The scale of the problem is illustrated by a single statistic: Microsoft disclosed in its 2023 environmental report that its global water consumption increased by 34% year-on-year, driven primarily by the expansion of its AI infrastructure. Google reported a similar trajectory. The hyperscalers are investing heavily in water-efficient cooling technologies — liquid cooling, adiabatic cooling, closed-loop systems — but the pace of efficiency improvement is being outrun by the pace of capacity expansion. The net result is that aggregate water consumption by the data centre industry is rising rapidly, even as water efficiency per unit of compute improves.
The investment implications are twofold. First, data centre development in water-stressed regions — the American Southwest, parts of Southern Europe, and several Asian markets — faces increasing regulatory and community opposition that can delay or block projects entirely. Investors in data centre development need to incorporate water risk into their site selection and underwriting processes, not as an ESG checkbox but as a genuine constraint on project viability.

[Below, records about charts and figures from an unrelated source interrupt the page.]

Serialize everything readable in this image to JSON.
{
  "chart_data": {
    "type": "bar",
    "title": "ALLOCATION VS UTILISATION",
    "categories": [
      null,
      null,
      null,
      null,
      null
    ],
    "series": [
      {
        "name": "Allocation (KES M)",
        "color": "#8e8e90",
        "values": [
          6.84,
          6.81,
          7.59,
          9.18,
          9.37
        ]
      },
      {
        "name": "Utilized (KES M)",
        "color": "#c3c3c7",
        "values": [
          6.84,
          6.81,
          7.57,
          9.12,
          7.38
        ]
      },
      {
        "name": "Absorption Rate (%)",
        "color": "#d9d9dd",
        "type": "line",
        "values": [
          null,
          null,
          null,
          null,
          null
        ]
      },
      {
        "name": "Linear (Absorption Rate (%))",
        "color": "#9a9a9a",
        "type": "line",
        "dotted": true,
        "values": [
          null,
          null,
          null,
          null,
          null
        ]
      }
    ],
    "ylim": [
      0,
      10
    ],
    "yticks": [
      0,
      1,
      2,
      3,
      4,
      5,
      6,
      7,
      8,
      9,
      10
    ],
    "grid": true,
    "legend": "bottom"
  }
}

Second, the companies developing water-efficient cooling technologies — liquid immersion cooling, rear-door heat exchangers, advanced adiabatic systems — are addressing a problem that will only grow in importance, and represent a compelling investment opportunity in their own right.
At Lensbridge, we incorporate water risk into our assessment of digital infrastructure assets as a standard part of our due diligence process. In a world of increasing water scarcity, the data centres that will retain their value are those that have been designed with water efficiency as a first-order constraint, not an afterthought.